Tali teorie furono pressoché speculari a quelle adottate dalla Thatcher nel Regno Unito e coerenti con i principi enunciati da Friedman. La decisione di ridurre l’imposizione fiscale si basò sulla Teoria di Laffer (curva di Laffer), secondo cui tale riduzione avrebbe avuto benefici sia sulla crescita economica che sugli stessi introiti fiscali: questo perché un’eccessiva imposizione avrebbe spinto i lavoratori a lavorare di meno, poiché i guadagni sarebbero stati erosi dallo Stato. Reagan attuò inoltre un forte processo di liberalizzazione con conseguenti scontri sindacali (nel 1981 licenziò 11.000 operatori di volo che chiedevano aumenti minacciando continui scioperi), oltre ad ingenti tagli alla spesa pubblica.
Tale periodo (1981-1989) fu caratterizzato così da una politica economica d’impronta individualista in cui veniva esaltata l’autosufficienza dell’individuo rispetto allo Stato assistenzialista. Gli effetti di tali politiche economiche portarono ad un aumento della produzione industriale e dell’occupazione, che raggiunse i minimi. Al contempo si registrò un aumento del divario tra la borghesia e la classe operaia, con i salari reali che rimasero bassi per molti anni a seguire.
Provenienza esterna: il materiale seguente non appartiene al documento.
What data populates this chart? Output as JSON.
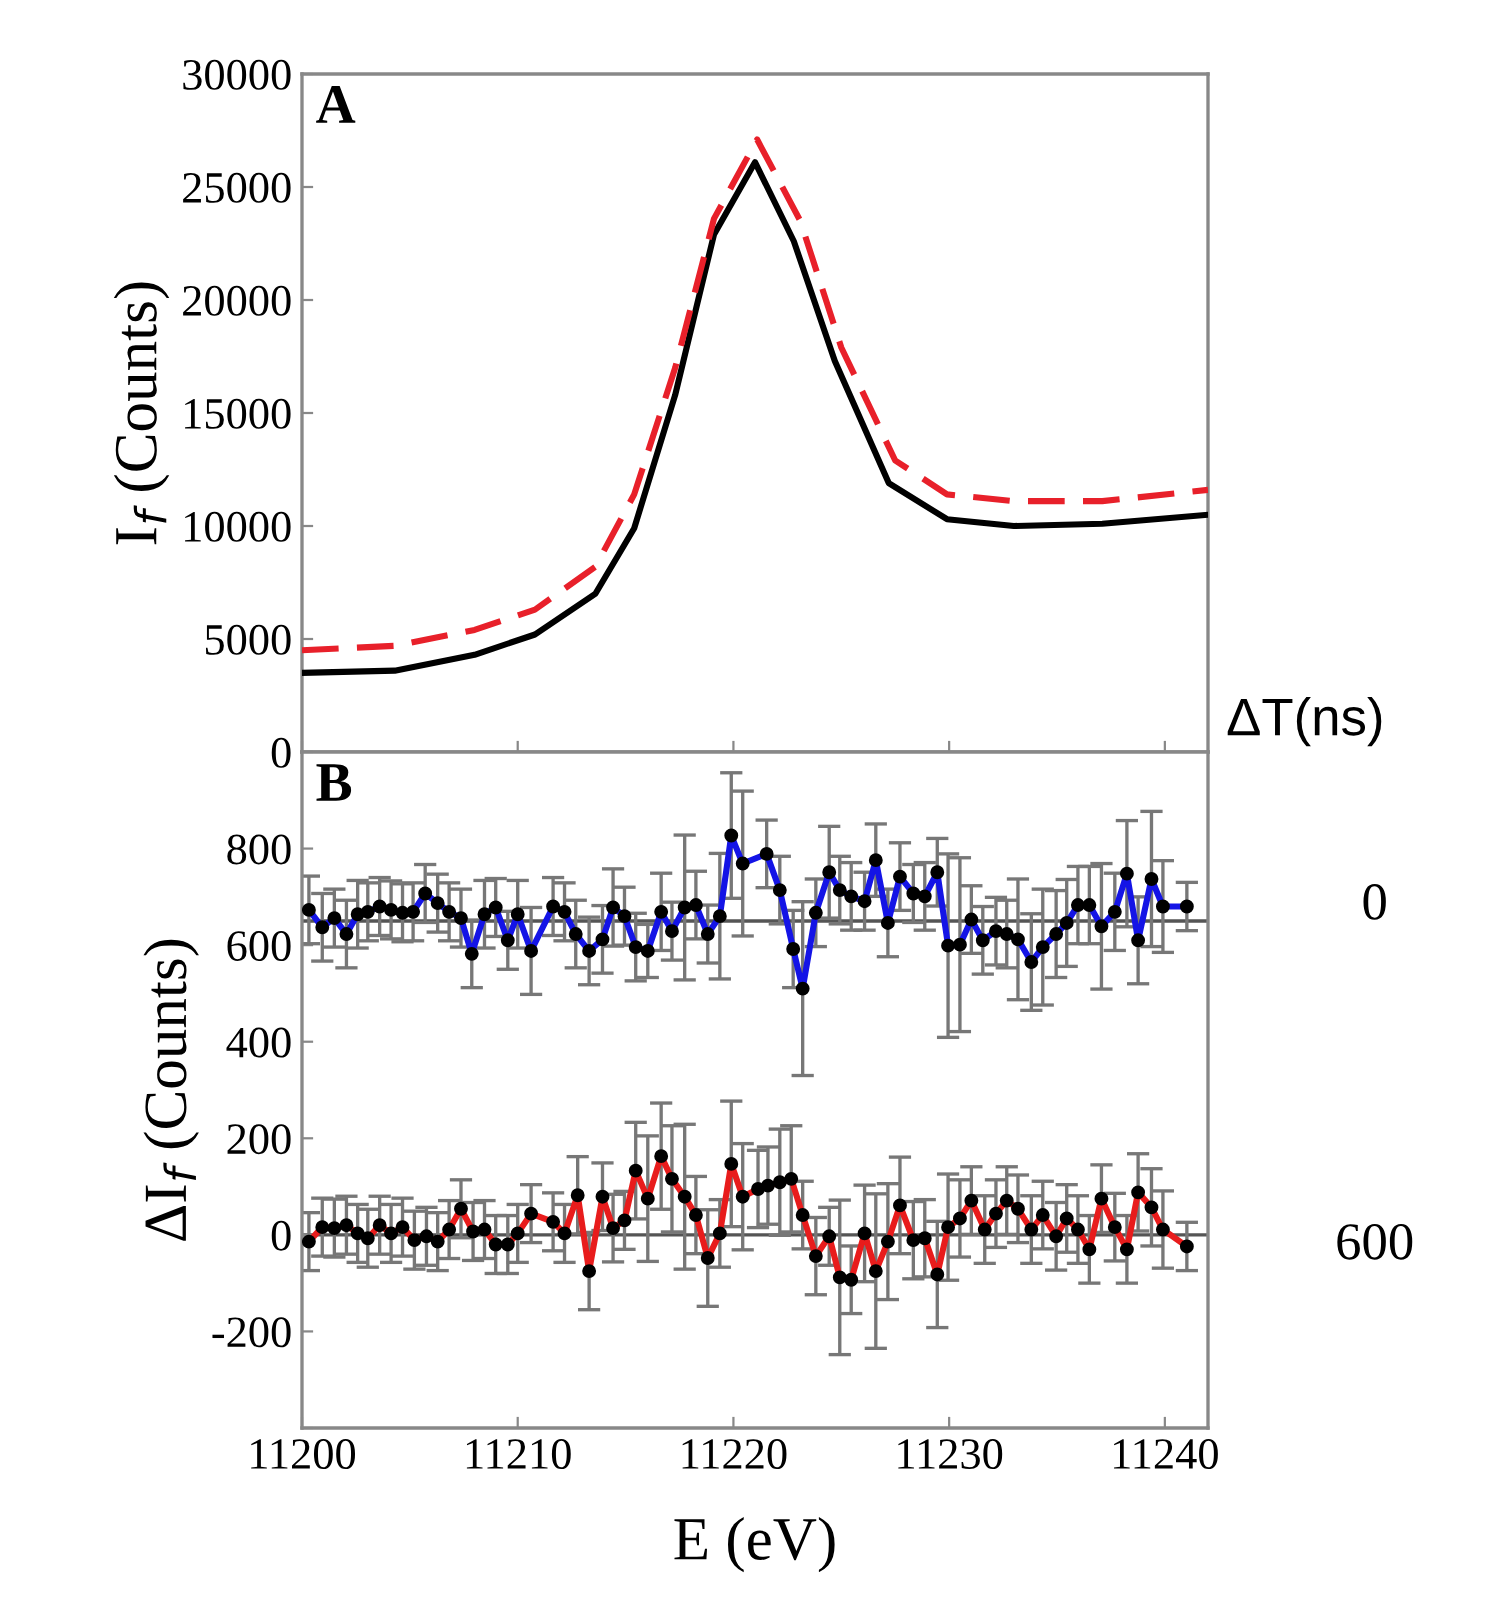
{
  "chart_data": [
    {
      "type": "line",
      "annotations": [
        "A"
      ],
      "ylabel": "I$_{f}$ (Counts)",
      "xlim": [
        11200,
        11242
      ],
      "xticks": [
        11200,
        11210,
        11220,
        11230,
        11240
      ],
      "ylim": [
        0,
        30000
      ],
      "yticks": [
        0,
        5000,
        10000,
        15000,
        20000,
        25000,
        30000
      ],
      "tick_labels": "y",
      "grid": false,
      "legend": false,
      "marker": "none",
      "series": [
        {
          "color": "#000000",
          "line_style": "solid",
          "x": [
            11200,
            11204.3,
            11208,
            11210.8,
            11213.6,
            11215.4,
            11217.3,
            11219.1,
            11221.0,
            11222.8,
            11224.7,
            11227.2,
            11229.9,
            11233.0,
            11237.1,
            11242
          ],
          "values": [
            3500,
            3600,
            4300,
            5200,
            7000,
            9900,
            15800,
            22900,
            26100,
            22600,
            17300,
            11900,
            10300,
            10000,
            10100,
            10500
          ]
        },
        {
          "color": "#e8202a",
          "line_style": "dashed",
          "x": [
            11200,
            11204.3,
            11208,
            11210.8,
            11213.6,
            11215.4,
            11217.3,
            11219.1,
            11221.1,
            11223.1,
            11225.0,
            11227.5,
            11229.9,
            11233.0,
            11237.1,
            11242
          ],
          "values": [
            4500,
            4700,
            5400,
            6300,
            8200,
            11400,
            17000,
            23600,
            27100,
            23500,
            17900,
            12900,
            11400,
            11100,
            11100,
            11600
          ]
        }
      ]
    },
    {
      "type": "line",
      "annotations": [
        "B"
      ],
      "xlabel": "E (eV)",
      "ylabel": "ΔI$_{f}$ (Counts)",
      "legend_title": "ΔT(ns)",
      "xlim": [
        11200,
        11242
      ],
      "xticks": [
        11200,
        11210,
        11220,
        11230,
        11240
      ],
      "ylim": [
        -400,
        1000
      ],
      "yticks": [
        {
          "value": -400,
          "label": null
        },
        -200,
        0,
        200,
        400,
        600,
        800,
        {
          "value": 1000,
          "label": null
        }
      ],
      "grid": false,
      "marker": "circle",
      "ref_lines": [
        {
          "axis": "y",
          "value": 650,
          "color": "#555555"
        },
        {
          "axis": "y",
          "value": 0,
          "color": "#555555"
        }
      ],
      "series": [
        {
          "name": "0",
          "color": "#1414e6",
          "line_style": "solid",
          "x": [
            11200.32,
            11200.94,
            11201.5,
            11202.06,
            11202.58,
            11203.05,
            11203.6,
            11204.13,
            11204.66,
            11205.15,
            11205.71,
            11206.29,
            11206.82,
            11207.37,
            11207.87,
            11208.46,
            11208.98,
            11209.54,
            11210.0,
            11210.62,
            11211.64,
            11212.17,
            11212.69,
            11213.31,
            11213.93,
            11214.42,
            11214.95,
            11215.47,
            11216.03,
            11216.65,
            11217.15,
            11217.74,
            11218.26,
            11218.81,
            11219.37,
            11219.9,
            11220.43,
            11221.54,
            11222.15,
            11222.77,
            11223.21,
            11223.82,
            11224.44,
            11224.93,
            11225.46,
            11226.08,
            11226.6,
            11227.16,
            11227.72,
            11228.34,
            11228.87,
            11229.45,
            11229.95,
            11230.5,
            11231.03,
            11231.56,
            11232.17,
            11232.67,
            11233.19,
            11233.81,
            11234.34,
            11234.96,
            11235.45,
            11235.97,
            11236.5,
            11237.06,
            11237.68,
            11238.24,
            11238.76,
            11239.38,
            11239.91,
            11241.02
          ],
          "values": [
            673,
            637,
            656,
            623,
            664,
            669,
            680,
            673,
            667,
            669,
            707,
            687,
            669,
            656,
            582,
            664,
            678,
            610,
            664,
            588,
            680,
            669,
            623,
            588,
            612,
            678,
            660,
            596,
            588,
            669,
            629,
            678,
            683,
            623,
            660,
            827,
            769,
            789,
            714,
            592,
            510,
            667,
            751,
            714,
            701,
            691,
            776,
            646,
            742,
            707,
            701,
            751,
            599,
            601,
            653,
            610,
            629,
            623,
            612,
            565,
            596,
            623,
            646,
            683,
            683,
            639,
            669,
            748,
            610,
            737,
            680,
            680
          ],
          "errors": [
            70,
            70,
            60,
            70,
            70,
            60,
            60,
            60,
            60,
            60,
            60,
            60,
            60,
            60,
            70,
            70,
            60,
            60,
            70,
            90,
            60,
            60,
            70,
            70,
            70,
            80,
            60,
            70,
            55,
            80,
            60,
            150,
            70,
            60,
            130,
            130,
            150,
            70,
            70,
            80,
            180,
            70,
            95,
            70,
            70,
            60,
            75,
            70,
            70,
            60,
            70,
            70,
            190,
            180,
            70,
            70,
            70,
            70,
            125,
            100,
            120,
            90,
            90,
            80,
            80,
            130,
            80,
            110,
            90,
            140,
            95,
            50
          ]
        },
        {
          "name": "600",
          "color": "#e81c1c",
          "line_style": "solid",
          "x": [
            11200.32,
            11200.94,
            11201.5,
            11202.06,
            11202.58,
            11203.05,
            11203.6,
            11204.13,
            11204.66,
            11205.21,
            11205.77,
            11206.29,
            11206.82,
            11207.37,
            11207.93,
            11208.46,
            11208.98,
            11209.54,
            11210.0,
            11210.62,
            11211.64,
            11212.17,
            11212.78,
            11213.31,
            11213.93,
            11214.42,
            11214.95,
            11215.47,
            11216.03,
            11216.65,
            11217.15,
            11217.74,
            11218.26,
            11218.81,
            11219.37,
            11219.9,
            11220.43,
            11221.14,
            11221.6,
            11222.15,
            11222.68,
            11223.21,
            11223.82,
            11224.44,
            11224.93,
            11225.46,
            11226.08,
            11226.6,
            11227.16,
            11227.72,
            11228.34,
            11228.87,
            11229.45,
            11229.95,
            11230.5,
            11231.03,
            11231.65,
            11232.17,
            11232.67,
            11233.19,
            11233.81,
            11234.34,
            11234.96,
            11235.45,
            11235.97,
            11236.5,
            11237.06,
            11237.68,
            11238.24,
            11238.76,
            11239.38,
            11239.91,
            11241.02
          ],
          "values": [
            -14,
            16,
            14,
            20,
            3,
            -7,
            20,
            3,
            16,
            -11,
            -3,
            -14,
            11,
            54,
            7,
            11,
            -20,
            -20,
            3,
            44,
            27,
            3,
            82,
            -75,
            79,
            14,
            30,
            133,
            75,
            163,
            116,
            79,
            41,
            -48,
            3,
            147,
            79,
            95,
            102,
            109,
            116,
            41,
            -44,
            -3,
            -88,
            -93,
            3,
            -75,
            -14,
            61,
            -11,
            -7,
            -82,
            16,
            34,
            71,
            11,
            44,
            71,
            54,
            11,
            41,
            -3,
            34,
            11,
            -30,
            75,
            16,
            -30,
            88,
            57,
            11,
            -24
          ],
          "errors": [
            60,
            60,
            60,
            60,
            60,
            60,
            60,
            60,
            60,
            60,
            60,
            60,
            60,
            60,
            60,
            60,
            60,
            60,
            60,
            60,
            60,
            60,
            80,
            80,
            70,
            70,
            60,
            100,
            130,
            110,
            110,
            150,
            80,
            100,
            70,
            130,
            110,
            80,
            80,
            110,
            110,
            70,
            80,
            60,
            160,
            70,
            100,
            160,
            120,
            100,
            80,
            80,
            110,
            110,
            80,
            70,
            70,
            70,
            70,
            70,
            70,
            70,
            70,
            70,
            70,
            70,
            70,
            70,
            70,
            80,
            80,
            80,
            50
          ]
        }
      ]
    }
  ]
}
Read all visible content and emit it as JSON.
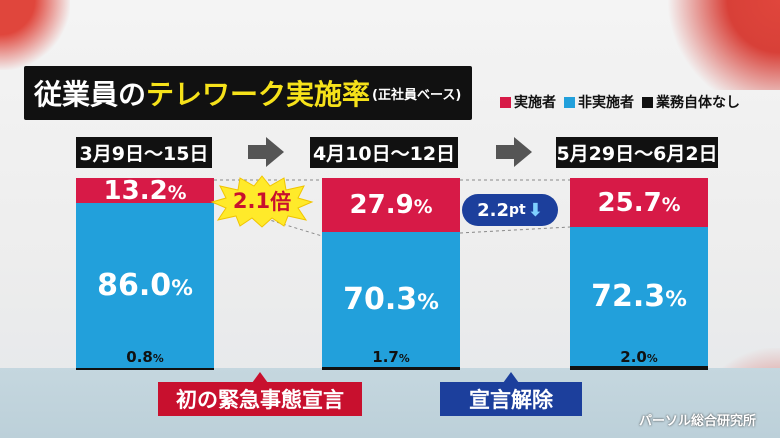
{
  "title": {
    "main_a": "従業員の",
    "main_b": "テレワーク実施率",
    "sub": "(正社員ベース)"
  },
  "legend": [
    {
      "label": "実施者",
      "color": "#d71a47"
    },
    {
      "label": "非実施者",
      "color": "#22a0db"
    },
    {
      "label": "業務自体なし",
      "color": "#111111"
    }
  ],
  "chart_data": {
    "type": "bar",
    "stacked": true,
    "categories": [
      "3月9日〜15日",
      "4月10日〜12日",
      "5月29日〜6月2日"
    ],
    "series": [
      {
        "name": "実施者",
        "values": [
          13.2,
          27.9,
          25.7
        ],
        "labels": [
          "13.2",
          "27.9",
          "25.7"
        ]
      },
      {
        "name": "非実施者",
        "values": [
          86.0,
          70.3,
          72.3
        ],
        "labels": [
          "86.0",
          "70.3",
          "72.3"
        ]
      },
      {
        "name": "業務自体なし",
        "values": [
          0.8,
          1.7,
          2.0
        ],
        "labels": [
          "0.8",
          "1.7",
          "2.0"
        ]
      }
    ],
    "unit": "%",
    "ylim": [
      0,
      100
    ],
    "annotations": [
      {
        "between": [
          "3月9日〜15日",
          "4月10日〜12日"
        ],
        "value": "2.1",
        "unit": "倍"
      },
      {
        "between": [
          "4月10日〜12日",
          "5月29日〜6月2日"
        ],
        "value": "2.2",
        "unit": "pt",
        "direction": "down"
      }
    ]
  },
  "events": [
    {
      "label": "初の緊急事態宣言",
      "color": "#c8102e"
    },
    {
      "label": "宣言解除",
      "color": "#1c3f9c"
    }
  ],
  "source": "パーソル総合研究所"
}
Oggi Reagan e la Thatcher sono considerati in modo negativo da larga parte dell’opinione pubblica, che li vede come coloro che hanno portato alla deregulation selvaggia e che hanno abolito i diritti dei lavoratori. Il loro insegnamento tuttavia è molto chiaro: soltanto con scelte radicali è possibile risollevare un Paese. I risultati ottenuti rispettivamente negli Stati Uniti e nel Regno Unito sono sotto gli occhi di tutti. L’occupazione non deve essere necessariamente garantita con l’assistenzialismo o con un incremento dei dipendenti pubblici (in controtendenza alle recenti ricerche che sembrano dimostrare come il lavoro pubblico sia diventato il più ambito), ma con iniziative volte ad incoraggiare l’attività privata e il libero mercato. Per tale motivo c’è bisogno di meno spesa pubblica, meno burocrazia e anche meno funzionari statali.